Isn’t it time to let Laura Kuenssberg get on with her job?

UNTIL reading a column just now, I’d never considered that Facebook staff vet the news. But apparently a story about right-wing websites being weeded out from trending news on the site was soon making news itself.

Here are two stories I spotted on Facebook this morning; there is no connection apart from the proximity of one to the other; and the fact that each involves a petition.

First up was a story shared by someone I know about another of those petitions calling on the BBC to sack political editor Laura Kuenssberg. Once again, supporters of Jeremy Corbyn are protesting about biased reporting of the Labour party – and complaining that their blessed leader is being treated unfairly.

Now I quite like Jeremy Corbyn but he doesn’t set me alight the way he does his keenest supporters. And I think the efforts of the Corbyn badge-wearers to spin the local election results as a great success are patently ridiculous. Combined with a splendid showing in London and a dreadful rout in Scotland, the local results were a mixed bag for Labour – and for all parties, with plenty of room for argument and interpretation.

On the BBC, that difficult job falls to Laura Kuenssberg, the Corporation’s first female political editor.

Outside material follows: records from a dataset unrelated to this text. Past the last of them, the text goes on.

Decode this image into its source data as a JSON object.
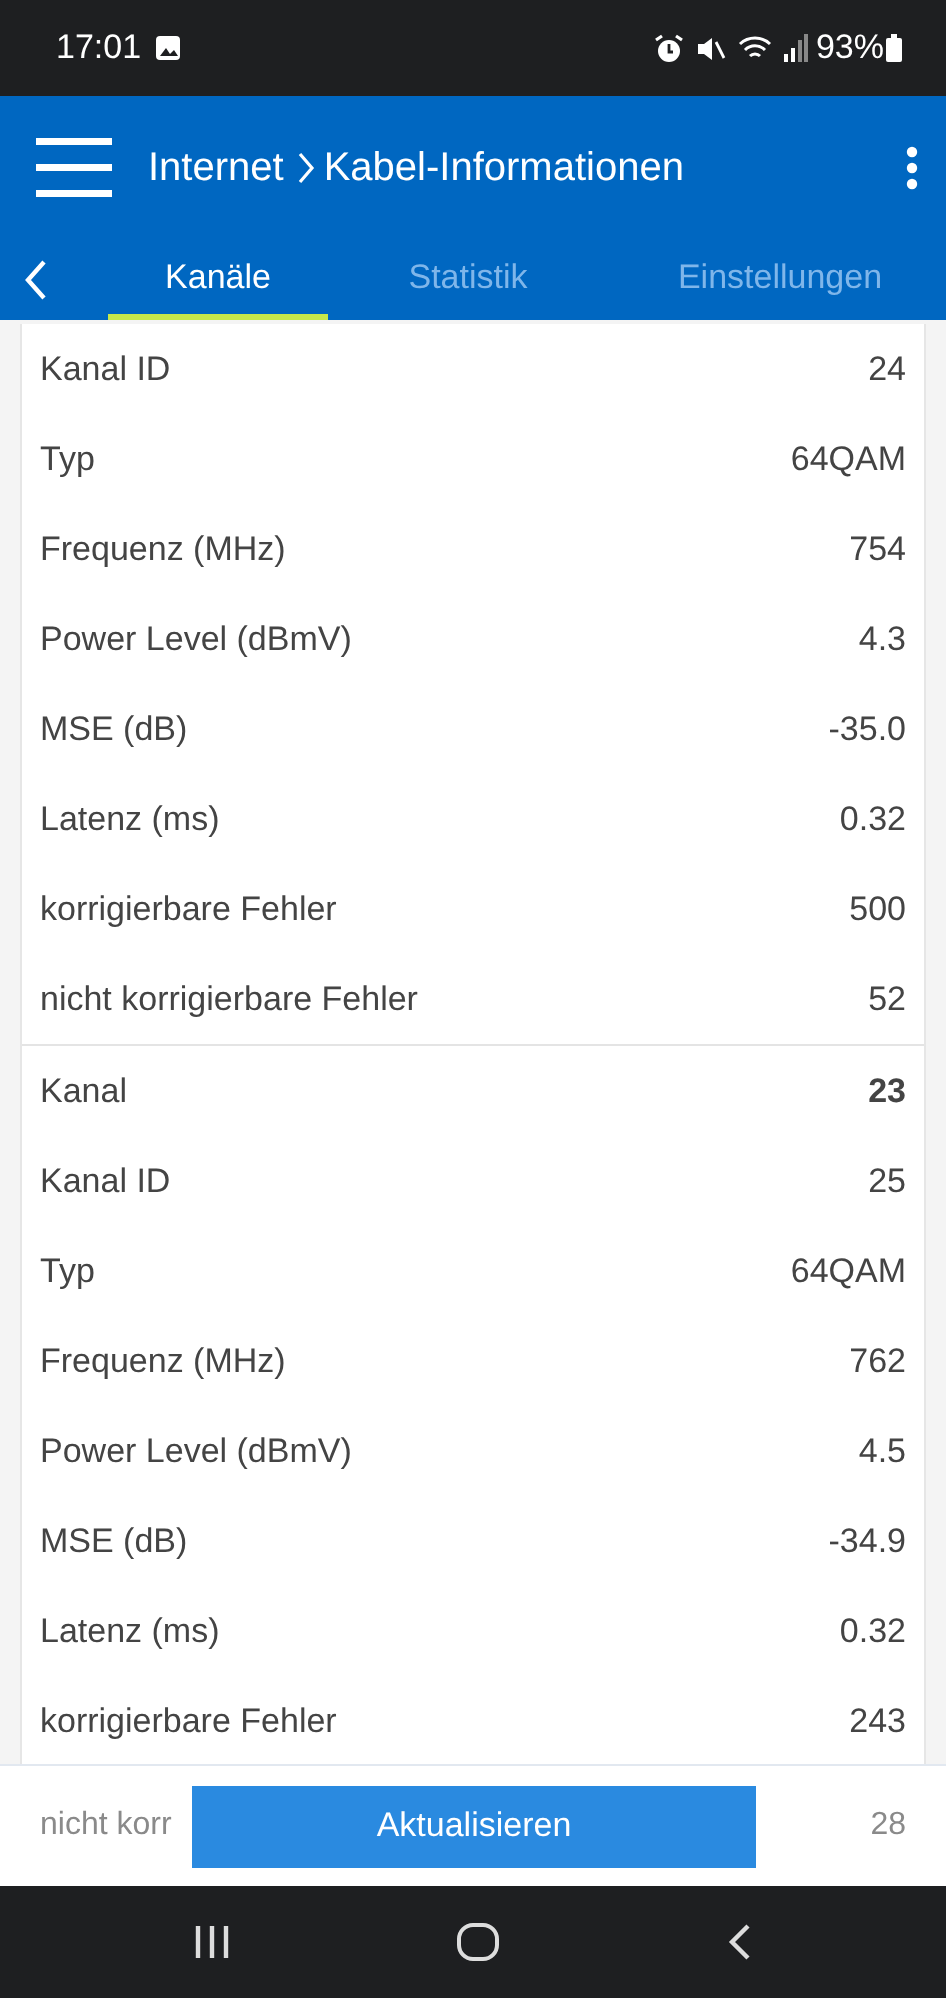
{
  "status_bar": {
    "time": "17:01",
    "battery": "93%"
  },
  "app_bar": {
    "breadcrumb": [
      "Internet",
      "Kabel-Informationen"
    ]
  },
  "tabs": [
    {
      "label": "Kanäle",
      "selected": true
    },
    {
      "label": "Statistik",
      "selected": false
    },
    {
      "label": "Einstellungen",
      "selected": false
    }
  ],
  "groups": [
    {
      "rows": [
        {
          "kind": "field",
          "label": "Kanal ID",
          "value": "24"
        },
        {
          "kind": "field",
          "label": "Typ",
          "value": "64QAM"
        },
        {
          "kind": "field",
          "label": "Frequenz (MHz)",
          "value": "754"
        },
        {
          "kind": "field",
          "label": "Power Level (dBmV)",
          "value": "4.3"
        },
        {
          "kind": "field",
          "label": "MSE (dB)",
          "value": "-35.0"
        },
        {
          "kind": "field",
          "label": "Latenz (ms)",
          "value": "0.32"
        },
        {
          "kind": "field",
          "label": "korrigierbare Fehler",
          "value": "500"
        },
        {
          "kind": "field",
          "label": "nicht korrigierbare Fehler",
          "value": "52"
        }
      ]
    },
    {
      "rows": [
        {
          "kind": "header",
          "label": "Kanal",
          "value": "23"
        },
        {
          "kind": "field",
          "label": "Kanal ID",
          "value": "25"
        },
        {
          "kind": "field",
          "label": "Typ",
          "value": "64QAM"
        },
        {
          "kind": "field",
          "label": "Frequenz (MHz)",
          "value": "762"
        },
        {
          "kind": "field",
          "label": "Power Level (dBmV)",
          "value": "4.5"
        },
        {
          "kind": "field",
          "label": "MSE (dB)",
          "value": "-34.9"
        },
        {
          "kind": "field",
          "label": "Latenz (ms)",
          "value": "0.32"
        },
        {
          "kind": "field",
          "label": "korrigierbare Fehler",
          "value": "243"
        },
        {
          "kind": "peek",
          "label": "nicht korr",
          "value": "28"
        }
      ]
    }
  ],
  "footer": {
    "button": "Aktualisieren"
  }
}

And she has become an unhealthy obsession for plenty of Corbyn supporters, some of whom might well read this through Facebook and disagree with my thoughts here.

The story I saw first was a report in the Guardian on this latest petition, as shared on Facebook; next I read a follow-up report on the same site saying that campaign group 38 degrees had taken down the petition as it had become a focal point for misogynist abuse.

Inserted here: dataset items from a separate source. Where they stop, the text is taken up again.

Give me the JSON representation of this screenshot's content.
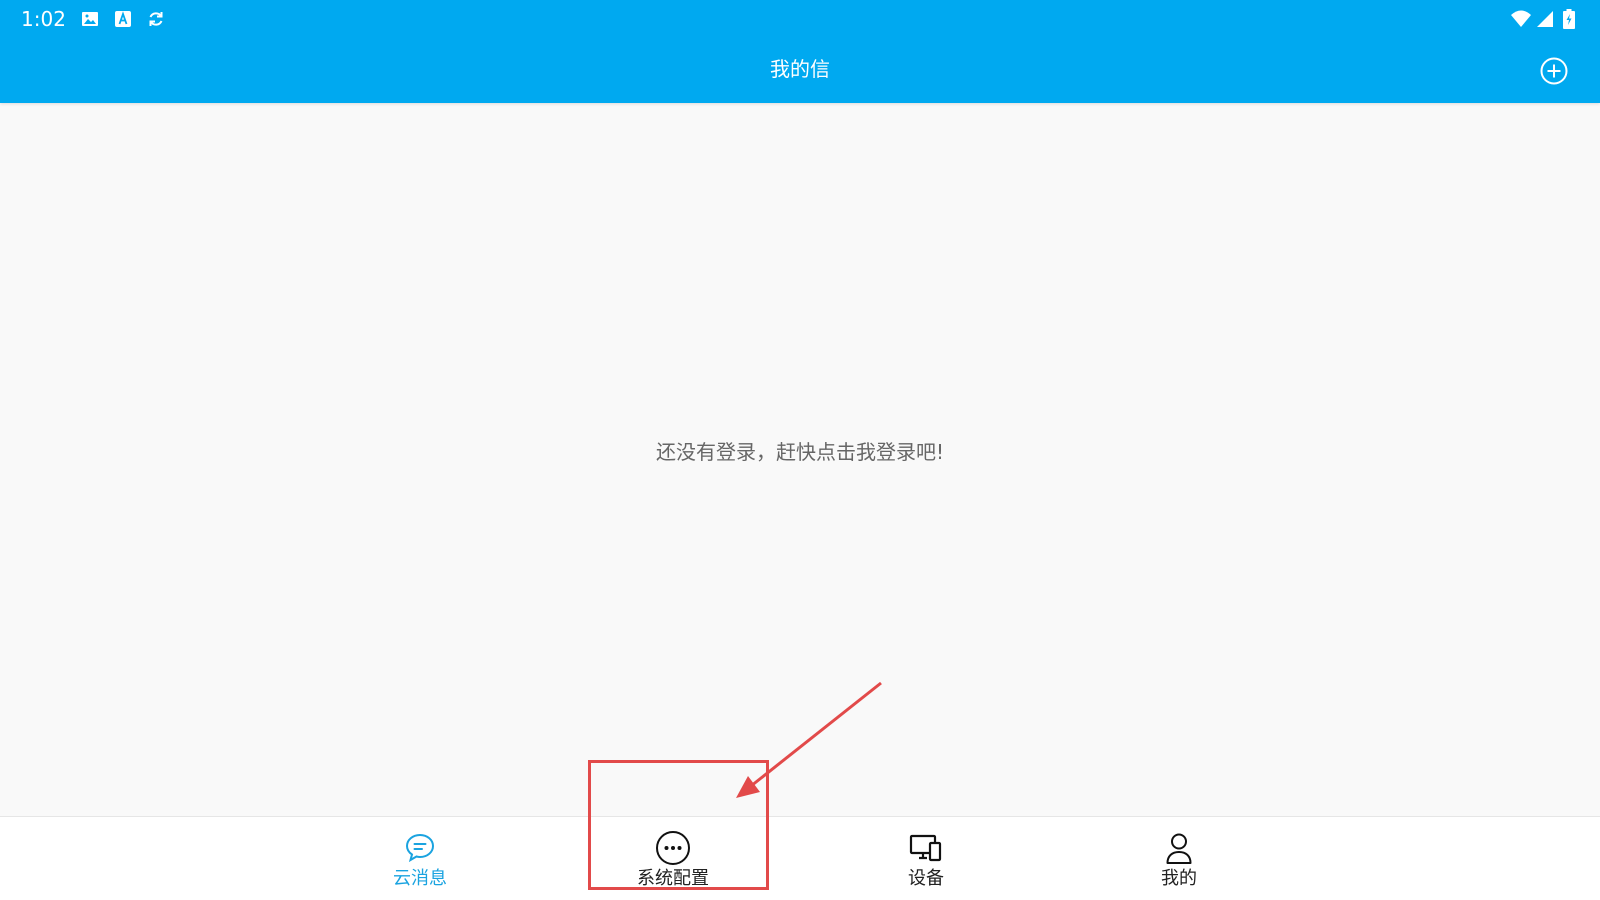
{
  "status_bar": {
    "time": "1:02",
    "icons": [
      "image-icon",
      "app-a-icon",
      "sync-icon",
      "wifi-icon",
      "signal-icon",
      "battery-charging-icon"
    ]
  },
  "app_bar": {
    "title": "我的信",
    "action_icon": "add-circle-icon"
  },
  "main": {
    "empty_message": "还没有登录，赶快点击我登录吧!"
  },
  "bottom_nav": {
    "items": [
      {
        "label": "云消息",
        "icon": "chat-bubble-icon",
        "active": true
      },
      {
        "label": "系统配置",
        "icon": "more-circle-icon",
        "active": false
      },
      {
        "label": "设备",
        "icon": "devices-icon",
        "active": false
      },
      {
        "label": "我的",
        "icon": "person-icon",
        "active": false
      }
    ]
  },
  "colors": {
    "primary": "#00a9f0",
    "active_tab": "#1aa3e0",
    "annotation": "#e24a4a",
    "background": "#f9f9f9"
  }
}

Many of those who signed were merely having their usual drone of a moan, but others were using abusive and sexist language about Kuenssberg.

I know the Corbyn loyalists will disagree, but Kuenssberg is a journalist doing a job and she should be allowed to get on with it; and I would think the same if the abuse was coming from right-wingers moaning that dear David was getting a rough ride from Laura.

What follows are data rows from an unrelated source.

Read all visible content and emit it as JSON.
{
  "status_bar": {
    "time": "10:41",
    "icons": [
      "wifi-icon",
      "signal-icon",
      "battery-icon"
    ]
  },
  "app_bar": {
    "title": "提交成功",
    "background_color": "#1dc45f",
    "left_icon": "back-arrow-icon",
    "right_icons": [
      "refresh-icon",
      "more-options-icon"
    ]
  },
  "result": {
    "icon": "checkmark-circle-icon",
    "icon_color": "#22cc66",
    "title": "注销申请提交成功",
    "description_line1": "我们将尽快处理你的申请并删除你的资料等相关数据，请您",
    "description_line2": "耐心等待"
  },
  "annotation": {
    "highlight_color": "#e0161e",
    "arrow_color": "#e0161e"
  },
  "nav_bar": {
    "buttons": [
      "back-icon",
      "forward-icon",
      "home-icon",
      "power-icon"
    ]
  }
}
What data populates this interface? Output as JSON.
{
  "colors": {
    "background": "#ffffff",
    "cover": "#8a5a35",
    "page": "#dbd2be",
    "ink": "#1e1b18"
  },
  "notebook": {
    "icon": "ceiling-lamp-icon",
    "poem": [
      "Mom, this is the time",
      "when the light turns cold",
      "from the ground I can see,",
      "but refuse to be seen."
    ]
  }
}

And for Kuenssberg to receive an extra layering of sexist abuse is just disgraceful, isn’t it? I seem to recall that Jeremy Corbyn wanted a kinder sort of politics; perhaps he should remind some of his supporters of this.

Now the other story is just ridiculous, and a little unsavoury perhaps, but here goes. A petition in the US is taking the pro-life argument to a new level, with those signing calling for ejaculation to be made illegal. “Ejaculation is murder” say the placards.

“God made men’s semen for a purpose,” a spokeswoman says on the website where I saw this.

If this petition isn’t one big joke, and that is hard to determine online sometimes, then there are some interesting ramifications here, not least what exactly the role of the state would be in enforcing such a law. Will spotlights pierce through curtained windows; will FBI self-harm agents burst through bedroom doors, handcuffs and a slap at the ready?

As for Facebook, the site seems to have become the modern equivalent of those scruffy old news vendors who used to shout themselves hoarse on street corners.

“Read all about it” – from snaps of a friend’s garden, to international news and comment, and back to some bloke’s pictures of freshly baked bread (guilty on all floury counts).

As the newspaper people used to say, all human life is there, including sexist rants from people who should know better.